The weights, so to speak, come from the knowledge base. That means you can't get away from the quality of the knowledge base. That isn't uniform across all domains of knowledge. Then the problem becomes how do you make the training material uniformly high-quality in every knowledge domain? At best it becomes the meta problem of determining the quality of knowledge in some way that makes an LLM able to calibrate confidence to a knowledge domain. But more likely we're stuck with the dubious quality that comes from human bias and wishful thinking in supposedly authoritative material.

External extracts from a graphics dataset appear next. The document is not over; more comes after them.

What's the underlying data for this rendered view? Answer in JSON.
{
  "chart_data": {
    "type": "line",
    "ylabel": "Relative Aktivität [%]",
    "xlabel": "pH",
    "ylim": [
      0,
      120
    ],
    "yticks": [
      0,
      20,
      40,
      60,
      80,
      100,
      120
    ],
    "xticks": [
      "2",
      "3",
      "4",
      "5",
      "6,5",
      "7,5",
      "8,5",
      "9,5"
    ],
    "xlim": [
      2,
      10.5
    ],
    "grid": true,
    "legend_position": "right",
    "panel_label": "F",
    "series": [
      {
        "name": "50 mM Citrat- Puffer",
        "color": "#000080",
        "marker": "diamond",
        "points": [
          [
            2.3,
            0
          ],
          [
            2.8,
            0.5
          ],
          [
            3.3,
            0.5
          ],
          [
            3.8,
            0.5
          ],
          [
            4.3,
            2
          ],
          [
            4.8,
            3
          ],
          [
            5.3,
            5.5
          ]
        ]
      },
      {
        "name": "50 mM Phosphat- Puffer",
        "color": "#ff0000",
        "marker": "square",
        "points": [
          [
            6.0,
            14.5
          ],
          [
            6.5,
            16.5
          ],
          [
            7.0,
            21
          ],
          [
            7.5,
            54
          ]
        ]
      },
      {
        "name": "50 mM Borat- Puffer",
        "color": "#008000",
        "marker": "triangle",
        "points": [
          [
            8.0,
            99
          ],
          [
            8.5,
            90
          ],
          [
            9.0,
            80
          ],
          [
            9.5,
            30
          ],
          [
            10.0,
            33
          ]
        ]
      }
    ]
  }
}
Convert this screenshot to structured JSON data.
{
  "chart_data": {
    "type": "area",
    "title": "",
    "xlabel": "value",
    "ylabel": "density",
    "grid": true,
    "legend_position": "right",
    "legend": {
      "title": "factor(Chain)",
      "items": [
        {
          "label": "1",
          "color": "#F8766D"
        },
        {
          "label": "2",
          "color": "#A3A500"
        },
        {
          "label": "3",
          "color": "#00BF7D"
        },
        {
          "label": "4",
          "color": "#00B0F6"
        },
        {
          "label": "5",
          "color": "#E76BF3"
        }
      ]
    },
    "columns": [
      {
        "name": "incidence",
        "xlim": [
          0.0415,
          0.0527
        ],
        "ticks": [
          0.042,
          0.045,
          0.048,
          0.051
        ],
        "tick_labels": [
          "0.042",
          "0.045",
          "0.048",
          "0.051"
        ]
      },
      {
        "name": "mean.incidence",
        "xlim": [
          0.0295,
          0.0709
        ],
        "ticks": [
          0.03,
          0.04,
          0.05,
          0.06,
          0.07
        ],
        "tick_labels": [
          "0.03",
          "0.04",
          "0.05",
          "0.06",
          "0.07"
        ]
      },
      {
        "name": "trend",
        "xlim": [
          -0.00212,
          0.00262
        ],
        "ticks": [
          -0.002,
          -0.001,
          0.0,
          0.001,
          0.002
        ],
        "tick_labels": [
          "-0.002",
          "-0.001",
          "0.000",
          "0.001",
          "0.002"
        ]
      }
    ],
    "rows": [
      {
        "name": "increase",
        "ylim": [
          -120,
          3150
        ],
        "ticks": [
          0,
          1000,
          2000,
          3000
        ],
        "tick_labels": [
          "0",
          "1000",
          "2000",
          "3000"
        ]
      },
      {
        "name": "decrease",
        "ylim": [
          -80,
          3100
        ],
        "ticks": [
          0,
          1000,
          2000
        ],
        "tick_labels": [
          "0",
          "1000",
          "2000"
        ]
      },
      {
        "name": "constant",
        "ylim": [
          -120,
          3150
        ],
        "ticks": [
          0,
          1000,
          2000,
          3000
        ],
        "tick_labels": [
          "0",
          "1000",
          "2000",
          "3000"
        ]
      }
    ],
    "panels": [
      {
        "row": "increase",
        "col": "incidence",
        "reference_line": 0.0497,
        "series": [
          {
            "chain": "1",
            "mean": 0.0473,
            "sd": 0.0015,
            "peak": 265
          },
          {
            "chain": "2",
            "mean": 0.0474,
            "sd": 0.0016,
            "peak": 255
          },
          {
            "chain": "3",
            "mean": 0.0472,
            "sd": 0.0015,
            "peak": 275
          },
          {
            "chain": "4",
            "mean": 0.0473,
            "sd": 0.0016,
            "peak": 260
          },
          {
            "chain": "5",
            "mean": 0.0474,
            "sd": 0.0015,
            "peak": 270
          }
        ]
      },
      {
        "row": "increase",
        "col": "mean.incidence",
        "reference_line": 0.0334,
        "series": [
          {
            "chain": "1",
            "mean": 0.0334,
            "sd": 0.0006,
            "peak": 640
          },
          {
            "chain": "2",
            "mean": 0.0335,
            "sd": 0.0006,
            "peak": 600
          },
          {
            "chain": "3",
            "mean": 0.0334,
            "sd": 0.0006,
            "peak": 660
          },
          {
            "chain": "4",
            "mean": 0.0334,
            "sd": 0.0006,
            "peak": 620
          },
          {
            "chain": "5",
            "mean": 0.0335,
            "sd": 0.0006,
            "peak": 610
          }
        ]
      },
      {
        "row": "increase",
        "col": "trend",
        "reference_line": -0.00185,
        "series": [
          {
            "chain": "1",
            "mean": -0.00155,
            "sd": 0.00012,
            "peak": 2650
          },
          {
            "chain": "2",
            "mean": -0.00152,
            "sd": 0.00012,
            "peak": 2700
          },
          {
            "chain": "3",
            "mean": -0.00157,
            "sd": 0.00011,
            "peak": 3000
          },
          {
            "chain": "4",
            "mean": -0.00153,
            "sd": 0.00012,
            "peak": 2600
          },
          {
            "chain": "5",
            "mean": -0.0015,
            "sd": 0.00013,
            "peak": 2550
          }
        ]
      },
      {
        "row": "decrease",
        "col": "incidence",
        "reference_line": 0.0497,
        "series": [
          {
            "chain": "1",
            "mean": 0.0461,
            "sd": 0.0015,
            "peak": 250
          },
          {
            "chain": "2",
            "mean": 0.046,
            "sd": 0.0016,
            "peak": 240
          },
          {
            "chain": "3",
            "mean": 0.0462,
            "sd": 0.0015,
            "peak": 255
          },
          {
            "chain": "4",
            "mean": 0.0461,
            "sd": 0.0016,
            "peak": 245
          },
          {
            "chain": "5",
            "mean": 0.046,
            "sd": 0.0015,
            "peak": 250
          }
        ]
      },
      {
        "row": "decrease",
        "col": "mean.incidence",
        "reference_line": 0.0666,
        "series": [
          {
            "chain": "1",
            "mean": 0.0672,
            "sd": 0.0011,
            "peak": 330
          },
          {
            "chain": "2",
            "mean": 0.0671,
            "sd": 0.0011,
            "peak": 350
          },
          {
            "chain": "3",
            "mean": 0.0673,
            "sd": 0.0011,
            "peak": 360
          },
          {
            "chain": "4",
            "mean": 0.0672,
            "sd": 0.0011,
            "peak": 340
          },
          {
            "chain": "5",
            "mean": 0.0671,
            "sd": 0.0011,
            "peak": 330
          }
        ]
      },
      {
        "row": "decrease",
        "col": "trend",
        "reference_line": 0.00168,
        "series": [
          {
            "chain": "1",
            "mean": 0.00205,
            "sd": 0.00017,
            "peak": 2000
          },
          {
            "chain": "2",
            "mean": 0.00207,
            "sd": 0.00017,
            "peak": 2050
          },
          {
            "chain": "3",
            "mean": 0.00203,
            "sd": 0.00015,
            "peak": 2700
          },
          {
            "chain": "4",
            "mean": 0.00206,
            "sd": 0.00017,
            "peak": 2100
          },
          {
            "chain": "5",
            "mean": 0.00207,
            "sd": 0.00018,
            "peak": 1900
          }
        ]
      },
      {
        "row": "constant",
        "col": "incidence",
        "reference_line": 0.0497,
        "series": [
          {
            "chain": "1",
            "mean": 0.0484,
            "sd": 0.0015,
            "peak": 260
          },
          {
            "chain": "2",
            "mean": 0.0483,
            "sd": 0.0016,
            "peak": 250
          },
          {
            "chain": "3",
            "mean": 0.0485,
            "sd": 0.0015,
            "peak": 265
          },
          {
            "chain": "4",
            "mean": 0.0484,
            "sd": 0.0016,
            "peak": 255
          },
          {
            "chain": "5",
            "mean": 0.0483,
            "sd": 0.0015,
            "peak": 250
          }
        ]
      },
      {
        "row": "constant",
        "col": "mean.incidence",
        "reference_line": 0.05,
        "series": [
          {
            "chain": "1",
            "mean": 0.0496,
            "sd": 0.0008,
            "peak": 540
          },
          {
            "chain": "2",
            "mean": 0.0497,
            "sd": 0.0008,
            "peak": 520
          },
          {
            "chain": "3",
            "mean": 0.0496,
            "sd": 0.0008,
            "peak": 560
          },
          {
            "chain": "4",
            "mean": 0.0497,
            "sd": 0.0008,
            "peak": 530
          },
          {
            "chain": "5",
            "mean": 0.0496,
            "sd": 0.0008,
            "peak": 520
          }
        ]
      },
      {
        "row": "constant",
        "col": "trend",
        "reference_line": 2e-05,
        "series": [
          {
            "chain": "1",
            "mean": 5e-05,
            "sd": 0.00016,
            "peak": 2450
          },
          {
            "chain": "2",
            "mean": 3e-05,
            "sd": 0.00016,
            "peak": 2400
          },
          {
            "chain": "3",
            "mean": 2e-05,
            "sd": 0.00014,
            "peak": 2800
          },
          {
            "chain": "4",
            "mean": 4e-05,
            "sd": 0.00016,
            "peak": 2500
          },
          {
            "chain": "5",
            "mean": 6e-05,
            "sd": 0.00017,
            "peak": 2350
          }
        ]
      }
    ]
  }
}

Gemini seems to have a user interface that, for the way most people encounter Gemini, is more closely linked to search results. This leads me to suspect that Google's approach to training could be uniquely informed by both current and historic web crawling.
That's not what I said. What I said is that the claim "LLMs aren't intelligent because they stochastically produce characters" doesn't hold because humans do that too even if they're intelligent and authorative.
Find tuning and RAG should, in theory, enable applications of LLM's to perform better in specific knowledge, domains, by focusing annotation of knowledge on the domains specific to the application.
I think youre missing the point. The issue is not the amount of knowledge it possesses. The problem is that theres no way to go from "statistically generate the next word" to "what is your confidence level in the fact you just stated". Maybe, with an enormous amount of computation we could layer another AI on top to evaluate or add confidence intervals, but I just dont see how we get there wihthout another quantum leap.
Of course there is. If its training forces it to develop a theory of mind then it will weight the dice so that it's more likely to output "I don't know". Most likely the culprit is that it's hard to make training data for things that it doesn't know.